Complexity of Boat Measurement
Published on July 14th, 2015
It would seem that measuring the dimensions of a boat would be what fits into a box, but our sport struggles with simple explanations. Furthering the complexity is how handicap rating rules view dimensions, as not all measurements impact performance.
Take for example the 1907 schooner Martha which is competing in the 2015 Transpac Race. Her hull length is 68-feet but her sparred length, which includes bow and stern sprits, is 84-feet. While a rating rule might be more interested in the hull length, the sparred length also has logistical relevance.
Donald Street sheds more light on the subject, as only he can…
Sparred length began getting quoted in the early 1980’s during the re-build, restoration of Gaff-rigged boats racing in the Med. For bragging rights in the bars, the skippers and owners quoted sparred length, which is the length from the end of bowsprit at the bow to end of the boom at the stern.
However, when quoting length to Marina managers or the Port Captain for paying dockage fees, they always quoted LOD (Length on Deck), except some smart skippers who would quote length from their British registry certificate. This was due which was considerably less than LOD as British registration certificates quote length as per Thames tonnage.

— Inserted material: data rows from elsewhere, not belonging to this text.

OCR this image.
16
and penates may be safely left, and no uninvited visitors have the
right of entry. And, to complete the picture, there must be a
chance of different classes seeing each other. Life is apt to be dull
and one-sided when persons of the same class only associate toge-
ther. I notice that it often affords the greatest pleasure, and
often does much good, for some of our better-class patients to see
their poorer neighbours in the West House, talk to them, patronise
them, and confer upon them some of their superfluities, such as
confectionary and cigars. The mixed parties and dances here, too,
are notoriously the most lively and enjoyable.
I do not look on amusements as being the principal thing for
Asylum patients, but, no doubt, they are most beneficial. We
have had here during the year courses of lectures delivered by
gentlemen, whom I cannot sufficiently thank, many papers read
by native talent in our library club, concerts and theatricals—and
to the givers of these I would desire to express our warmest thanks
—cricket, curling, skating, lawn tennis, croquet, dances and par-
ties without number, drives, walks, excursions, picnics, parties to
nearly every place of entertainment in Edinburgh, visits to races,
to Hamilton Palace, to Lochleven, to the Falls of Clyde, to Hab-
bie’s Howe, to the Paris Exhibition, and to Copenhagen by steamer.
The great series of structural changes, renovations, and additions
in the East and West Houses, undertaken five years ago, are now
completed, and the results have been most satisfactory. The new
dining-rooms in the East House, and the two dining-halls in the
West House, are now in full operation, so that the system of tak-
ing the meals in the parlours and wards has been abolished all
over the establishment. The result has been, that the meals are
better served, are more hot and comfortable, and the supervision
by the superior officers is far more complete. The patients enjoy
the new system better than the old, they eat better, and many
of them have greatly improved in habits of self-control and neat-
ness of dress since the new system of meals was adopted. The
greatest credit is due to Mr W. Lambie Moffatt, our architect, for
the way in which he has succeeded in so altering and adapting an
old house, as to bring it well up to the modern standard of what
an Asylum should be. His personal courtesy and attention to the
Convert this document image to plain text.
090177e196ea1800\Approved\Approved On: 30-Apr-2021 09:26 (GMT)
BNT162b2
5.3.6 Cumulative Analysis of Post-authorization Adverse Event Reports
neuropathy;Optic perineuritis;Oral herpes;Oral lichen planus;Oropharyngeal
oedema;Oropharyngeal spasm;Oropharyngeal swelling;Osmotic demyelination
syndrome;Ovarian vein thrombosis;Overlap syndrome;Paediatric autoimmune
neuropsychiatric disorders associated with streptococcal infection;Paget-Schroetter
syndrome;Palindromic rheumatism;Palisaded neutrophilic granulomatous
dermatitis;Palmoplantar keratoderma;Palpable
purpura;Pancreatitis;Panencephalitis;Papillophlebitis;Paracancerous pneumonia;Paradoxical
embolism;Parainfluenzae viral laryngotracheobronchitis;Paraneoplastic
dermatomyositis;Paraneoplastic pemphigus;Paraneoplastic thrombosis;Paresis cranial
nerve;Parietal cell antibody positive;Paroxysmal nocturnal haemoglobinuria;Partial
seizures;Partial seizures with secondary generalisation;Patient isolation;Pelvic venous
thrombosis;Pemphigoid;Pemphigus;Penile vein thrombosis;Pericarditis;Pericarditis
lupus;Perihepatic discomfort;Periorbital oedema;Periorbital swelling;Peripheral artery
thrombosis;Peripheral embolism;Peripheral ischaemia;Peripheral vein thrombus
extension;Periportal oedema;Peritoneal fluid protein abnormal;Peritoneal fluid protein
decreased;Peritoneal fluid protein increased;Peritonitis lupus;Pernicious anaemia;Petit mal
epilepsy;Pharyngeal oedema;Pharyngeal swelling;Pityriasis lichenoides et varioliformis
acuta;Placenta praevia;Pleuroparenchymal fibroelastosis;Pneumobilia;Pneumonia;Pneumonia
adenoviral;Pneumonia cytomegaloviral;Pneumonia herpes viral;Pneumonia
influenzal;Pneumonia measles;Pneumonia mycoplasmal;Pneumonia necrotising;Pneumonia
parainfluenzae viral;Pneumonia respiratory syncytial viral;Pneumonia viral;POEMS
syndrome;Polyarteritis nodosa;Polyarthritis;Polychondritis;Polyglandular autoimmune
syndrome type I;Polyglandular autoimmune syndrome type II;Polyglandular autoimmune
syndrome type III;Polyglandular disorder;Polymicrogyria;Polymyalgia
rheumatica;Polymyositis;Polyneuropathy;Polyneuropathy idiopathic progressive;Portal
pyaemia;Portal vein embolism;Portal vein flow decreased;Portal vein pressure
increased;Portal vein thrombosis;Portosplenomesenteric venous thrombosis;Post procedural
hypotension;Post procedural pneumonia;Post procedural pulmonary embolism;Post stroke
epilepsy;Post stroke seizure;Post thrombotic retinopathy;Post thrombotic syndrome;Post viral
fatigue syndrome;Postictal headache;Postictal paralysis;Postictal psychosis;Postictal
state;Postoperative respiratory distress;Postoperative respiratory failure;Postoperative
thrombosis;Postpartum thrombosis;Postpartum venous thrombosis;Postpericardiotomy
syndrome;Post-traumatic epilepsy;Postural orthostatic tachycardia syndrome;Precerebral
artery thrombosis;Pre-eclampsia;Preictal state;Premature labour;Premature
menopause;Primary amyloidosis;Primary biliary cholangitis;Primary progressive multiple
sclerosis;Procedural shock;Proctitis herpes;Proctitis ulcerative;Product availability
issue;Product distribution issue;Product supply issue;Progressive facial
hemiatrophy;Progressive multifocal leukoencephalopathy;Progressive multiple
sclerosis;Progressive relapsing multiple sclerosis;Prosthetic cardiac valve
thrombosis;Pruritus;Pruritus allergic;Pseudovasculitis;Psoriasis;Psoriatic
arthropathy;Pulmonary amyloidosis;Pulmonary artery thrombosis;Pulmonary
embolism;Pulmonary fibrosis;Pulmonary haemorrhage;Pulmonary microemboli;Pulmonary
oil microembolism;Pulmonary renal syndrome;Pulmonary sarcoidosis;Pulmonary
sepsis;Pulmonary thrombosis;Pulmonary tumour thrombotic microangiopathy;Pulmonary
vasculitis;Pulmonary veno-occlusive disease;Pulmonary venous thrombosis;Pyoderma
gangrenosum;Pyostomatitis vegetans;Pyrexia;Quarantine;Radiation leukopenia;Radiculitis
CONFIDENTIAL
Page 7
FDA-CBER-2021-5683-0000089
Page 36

Under Thames tonnage, length was measured from the stem head to the rudder head. Until the fiberglass age, British builders did not quote building cost on the basis of displacement tonnage but rather on the basis of Thames tonnage (length – beam) x beam x 1/2 beam divided by 94.
As a result, all the boat length aft of the rudder head was free, hence the long sterns on the old British built classics. Also, this era had a narrow beam as beam was measured twice. Any increase in beam increased the Thames tonnage and thus building costs, even if the increase in beam did not increase displacement tonnage. Notable too was how draft was not measured at all.
Thus British boats, both racing and cruising, were always narrower, deeper and had longer sterns than US or Canadian built boats of similar size.
Since the vast majority of boats racing in the Med are British built or British designed, and the rule figures that beam slows a boat down, US designed boats rate like bandits, especially the old Herreshoff designs.